Ребята молча оделись. Юрась и кругленькая Яня поднялись уже на откос и
исчезли за грушей.
- Вот и печку, в которой прошлым летом бульбу пекли, разрушил Днепр, -
пряча глаза, сказал Алесь.
Действительно, на откосе, на свежем обрыве, была видна только
неглубокая черная ямка.
Они все еще медлили, словно видели Днепр в последний раз. Алесь
поставил ногу на большую глыбу земли, косо сдвинувшуюся в воду и наполовину
затонувшую в ней.
На той части, которая еще оставалась над водой, спешили доцвести
гусиные лапки и желтый подбел. А их братья, под водой, тоже еще цвели, но
были бесцветными, словно их оставила жизнь.
У Алеся больно сжало горло.
- Идем, - тихо сказал ему Павел.
От груши к хате вела узкая стежка.
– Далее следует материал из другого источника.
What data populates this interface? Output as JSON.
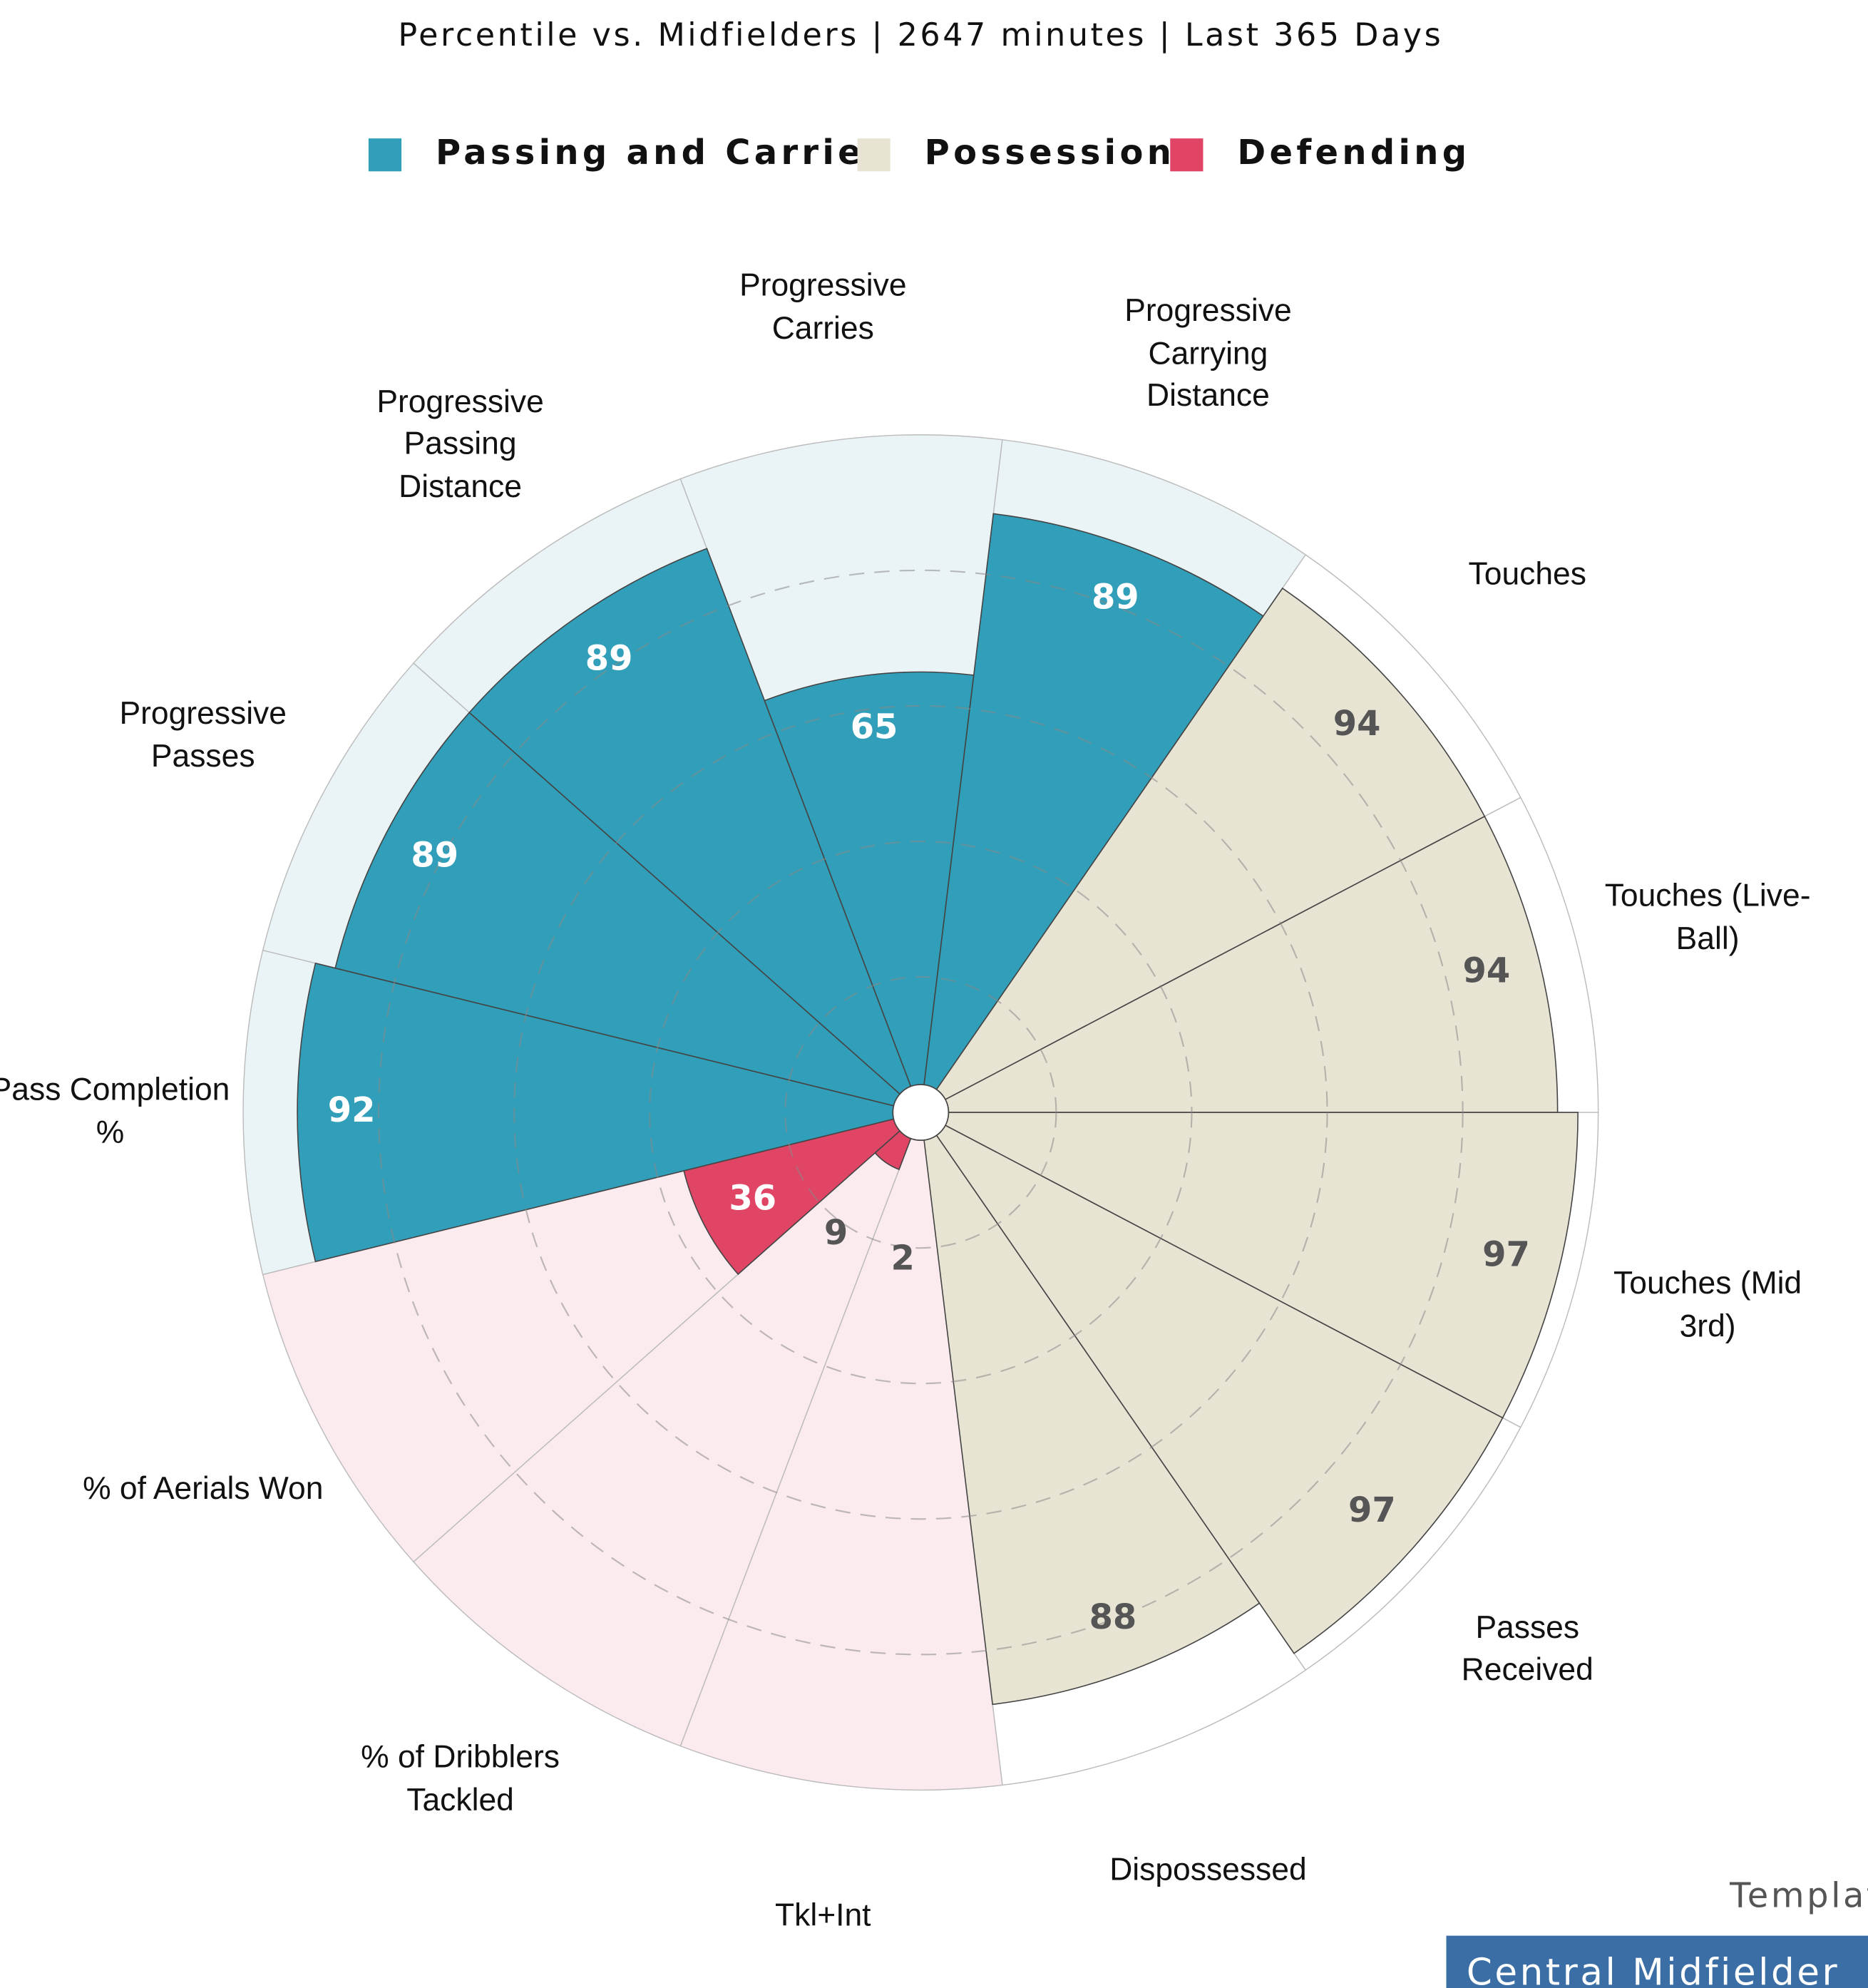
{
  "chart_data": {
    "type": "pizza",
    "title": "Percentile vs. Midfielders | 2647 minutes | Last 365 Days",
    "categories": [
      "Pass Completion %",
      "Progressive Passes",
      "Progressive Passing Distance",
      "Progressive Carries",
      "Progressive Carrying Distance",
      "Touches",
      "Touches (Live-Ball)",
      "Touches (Mid 3rd)",
      "Passes Received",
      "Dispossessed",
      "Tkl+Int",
      "% of Dribblers Tackled",
      "% of Aerials Won"
    ],
    "series": [
      {
        "name": "Passing and Carries",
        "color": "#319fb9",
        "background_color": "#eaf4f6",
        "label_color": "#ffffff",
        "values": [
          92,
          89,
          89,
          65,
          89,
          null,
          null,
          null,
          null,
          null,
          null,
          null,
          null
        ]
      },
      {
        "name": "Possession",
        "color": "#e8e4d4",
        "background_color": "#ffffff",
        "label_color": "#555555",
        "values": [
          null,
          null,
          null,
          null,
          null,
          94,
          94,
          97,
          97,
          88,
          null,
          null,
          null
        ]
      },
      {
        "name": "Defending",
        "color": "#e04566",
        "background_color": "#fbeaee",
        "label_color": "#ffffff",
        "values": [
          null,
          null,
          null,
          null,
          null,
          null,
          null,
          null,
          null,
          null,
          2,
          9,
          36
        ]
      }
    ],
    "rlim": [
      0,
      100
    ],
    "rgrid": [
      20,
      40,
      60,
      80
    ]
  },
  "footer": {
    "template_label": "Template",
    "template_name": "Central Midfielder"
  }
}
По обе ее стороны чернела недавно
вспаханная земля, и слишком белыми и тоненькими казались на ней стволы
яблонь и вишен, побеленные известкой. Невесомый зеленый пух окутывал
деревья, и особенно серой и безжизненной выглядела в этом зеленом облаке
старая хата Когутов с надворными постройками, расположенными буквой "п".
Стены хаты, сухие, с глубокими трещинами, почти наполовину закрывала
надвинутая грибом стреха с таким толстым пластом смарагдового влажного мха,
что можно было засунуть в него руку почти по локоть.
Рябины и ирга буйными волнами перехлестывали через корявый плетень,
словно старались скрыть от людских глаз его уродство.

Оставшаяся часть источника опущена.